経絡の虚実を定量的に測定する方法として、昭和の中ごろに「知熱感度法」が考案されました。
赤羽幸兵衛先生(鍼灸師 1885〜1983)が考案した方法で、指先に線香をこすりつけ、熱いと感じるまでの回数で、感度の違いを数値化しました。国内外で高い評価を得ましたし、鍼灸学校で説明を受けた方も多いでしょう。
しかし、熱いと感じるまでの回数は恣意的(感情によって変わる)という問題点がありました。

交感神経の緊張

同じころ、経絡現象は交感神経の働きによる、という考えのもとに、交感神経-皮脂分泌反射のようすを測ろうとしたのが、良導絡でした。中谷義雄先生(医師 1923〜1978)の考案です。

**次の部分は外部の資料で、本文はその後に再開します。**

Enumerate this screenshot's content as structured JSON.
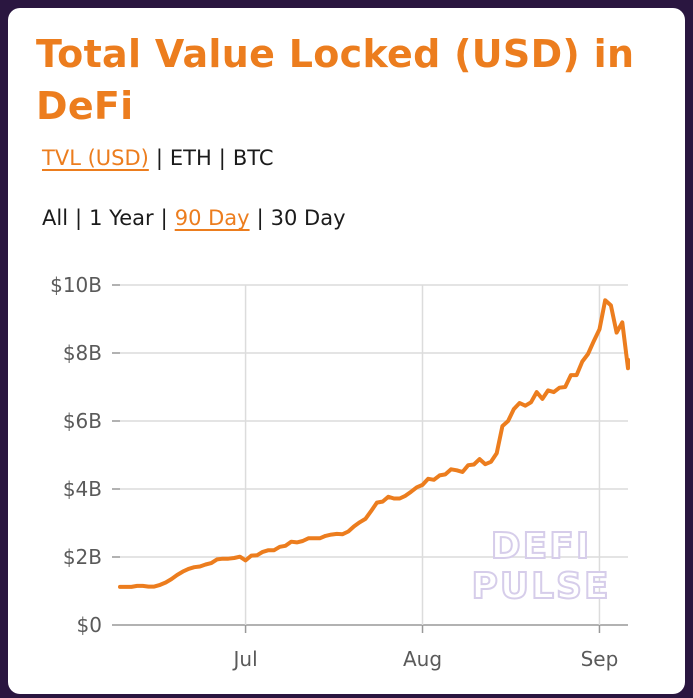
{
  "chart_title": "Total Value Locked (USD) in DeFi",
  "metric_selector": {
    "options": [
      "TVL (USD)",
      "ETH",
      "BTC"
    ],
    "separator": "|",
    "active": "TVL (USD)"
  },
  "range_selector": {
    "options": [
      "All",
      "1 Year",
      "90 Day",
      "30 Day"
    ],
    "separator": "|",
    "active": "90 Day"
  },
  "watermark": {
    "line1": "DEFI",
    "line2": "PULSE"
  },
  "colors": {
    "accent": "#ec7d1e",
    "background": "#2a1640",
    "grid": "#dcdcdc",
    "axis": "#999999"
  },
  "chart_data": {
    "type": "line",
    "title": "Total Value Locked (USD) in DeFi",
    "xlabel": "",
    "ylabel": "",
    "y_ticks": [
      {
        "value": 0,
        "label": "$0"
      },
      {
        "value": 2,
        "label": "$2B"
      },
      {
        "value": 4,
        "label": "$4B"
      },
      {
        "value": 6,
        "label": "$6B"
      },
      {
        "value": 8,
        "label": "$8B"
      },
      {
        "value": 10,
        "label": "$10B"
      }
    ],
    "ylim": [
      0,
      10
    ],
    "y_unit": "billions USD",
    "x_ticks": [
      {
        "date": "2020-07-01",
        "label": "Jul"
      },
      {
        "date": "2020-08-01",
        "label": "Aug"
      },
      {
        "date": "2020-09-01",
        "label": "Sep"
      }
    ],
    "xlim": [
      "2020-06-09",
      "2020-09-06"
    ],
    "grid": true,
    "series": [
      {
        "color": "#ec7d1e",
        "points": [
          [
            "2020-06-09",
            1.12
          ],
          [
            "2020-06-10",
            1.12
          ],
          [
            "2020-06-11",
            1.12
          ],
          [
            "2020-06-12",
            1.15
          ],
          [
            "2020-06-13",
            1.15
          ],
          [
            "2020-06-14",
            1.13
          ],
          [
            "2020-06-15",
            1.13
          ],
          [
            "2020-06-16",
            1.18
          ],
          [
            "2020-06-17",
            1.25
          ],
          [
            "2020-06-18",
            1.35
          ],
          [
            "2020-06-19",
            1.47
          ],
          [
            "2020-06-20",
            1.57
          ],
          [
            "2020-06-21",
            1.65
          ],
          [
            "2020-06-22",
            1.7
          ],
          [
            "2020-06-23",
            1.72
          ],
          [
            "2020-06-24",
            1.78
          ],
          [
            "2020-06-25",
            1.82
          ],
          [
            "2020-06-26",
            1.93
          ],
          [
            "2020-06-27",
            1.95
          ],
          [
            "2020-06-28",
            1.95
          ],
          [
            "2020-06-29",
            1.97
          ],
          [
            "2020-06-30",
            2.01
          ],
          [
            "2020-07-01",
            1.9
          ],
          [
            "2020-07-02",
            2.04
          ],
          [
            "2020-07-03",
            2.05
          ],
          [
            "2020-07-04",
            2.15
          ],
          [
            "2020-07-05",
            2.2
          ],
          [
            "2020-07-06",
            2.2
          ],
          [
            "2020-07-07",
            2.3
          ],
          [
            "2020-07-08",
            2.33
          ],
          [
            "2020-07-09",
            2.45
          ],
          [
            "2020-07-10",
            2.43
          ],
          [
            "2020-07-11",
            2.47
          ],
          [
            "2020-07-12",
            2.55
          ],
          [
            "2020-07-13",
            2.55
          ],
          [
            "2020-07-14",
            2.55
          ],
          [
            "2020-07-15",
            2.62
          ],
          [
            "2020-07-16",
            2.66
          ],
          [
            "2020-07-17",
            2.68
          ],
          [
            "2020-07-18",
            2.67
          ],
          [
            "2020-07-19",
            2.75
          ],
          [
            "2020-07-20",
            2.9
          ],
          [
            "2020-07-21",
            3.02
          ],
          [
            "2020-07-22",
            3.12
          ],
          [
            "2020-07-23",
            3.35
          ],
          [
            "2020-07-24",
            3.6
          ],
          [
            "2020-07-25",
            3.63
          ],
          [
            "2020-07-26",
            3.77
          ],
          [
            "2020-07-27",
            3.72
          ],
          [
            "2020-07-28",
            3.72
          ],
          [
            "2020-07-29",
            3.8
          ],
          [
            "2020-07-30",
            3.92
          ],
          [
            "2020-07-31",
            4.05
          ],
          [
            "2020-08-01",
            4.12
          ],
          [
            "2020-08-02",
            4.3
          ],
          [
            "2020-08-03",
            4.27
          ],
          [
            "2020-08-04",
            4.4
          ],
          [
            "2020-08-05",
            4.43
          ],
          [
            "2020-08-06",
            4.58
          ],
          [
            "2020-08-07",
            4.55
          ],
          [
            "2020-08-08",
            4.5
          ],
          [
            "2020-08-09",
            4.7
          ],
          [
            "2020-08-10",
            4.72
          ],
          [
            "2020-08-11",
            4.88
          ],
          [
            "2020-08-12",
            4.73
          ],
          [
            "2020-08-13",
            4.8
          ],
          [
            "2020-08-14",
            5.05
          ],
          [
            "2020-08-15",
            5.85
          ],
          [
            "2020-08-16",
            6.0
          ],
          [
            "2020-08-17",
            6.35
          ],
          [
            "2020-08-18",
            6.53
          ],
          [
            "2020-08-19",
            6.45
          ],
          [
            "2020-08-20",
            6.55
          ],
          [
            "2020-08-21",
            6.85
          ],
          [
            "2020-08-22",
            6.65
          ],
          [
            "2020-08-23",
            6.9
          ],
          [
            "2020-08-24",
            6.85
          ],
          [
            "2020-08-25",
            6.98
          ],
          [
            "2020-08-26",
            7.0
          ],
          [
            "2020-08-27",
            7.35
          ],
          [
            "2020-08-28",
            7.35
          ],
          [
            "2020-08-29",
            7.75
          ],
          [
            "2020-08-30",
            7.97
          ],
          [
            "2020-08-31",
            8.35
          ],
          [
            "2020-09-01",
            8.7
          ],
          [
            "2020-09-02",
            9.55
          ],
          [
            "2020-09-03",
            9.4
          ],
          [
            "2020-09-04",
            8.6
          ],
          [
            "2020-09-05",
            8.9
          ],
          [
            "2020-09-06",
            7.55
          ],
          [
            "2020-09-06",
            7.8
          ]
        ]
      }
    ]
  }
}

しかし、交感神経の緊張は感情の起伏の影響を受けてしまうため、これも信頼性に問題があると考えられました。
また、立毛筋緊張部位で交感神経緊張を示す数値が得られないなどの矛盾も指摘されました。

皮膚そのものを測定する

そこで、物性試験(物質的な性質を調べる試験)に用いられる、インパルス測定を用いる方法が考えられました。
感情や感覚神経の影響を受けない、およそ1万分の1秒という短い時間に起こる電流の変化を用いて、皮膚そのものを測定する方法です。知熱感度測定や良導絡が普及した昭和中ごろには難しい技術でしたが、昭和の後期からは比較的安価に実現できるようになりました。

皮膚の測定からわかること

表皮を剥離したり、電極の大きさを変えて、さまざまな実験をしたところ、インパルスによって、真皮のようす、それも、水分の様子が測定でき、しかも、経絡と説明される現象をよく説明できるだろうことがわかってきました。
知熱感度法と同様に、指先のツボ(井穴)を測定し、健常者と比較すると、データの変化が症状とよく一致しました。
さらに、良導絡の測定内容についても、新たな解釈の可能性が広がりました。


測定と診察

実際の診療では、井穴の測定結果は、参考情報の一つでしかありません。例えば、データで右手の肺経が虚していても、背部兪穴と、胸部募穴を触診して、反応がみられれば治療する、という使い方です。
しかし、データ上で強い虚実が見られる場合、たいていは経絡走行上や兪穴・募穴で反応がみられるので、効率的で信頼性が高い診察に、大いに役立つものになりました。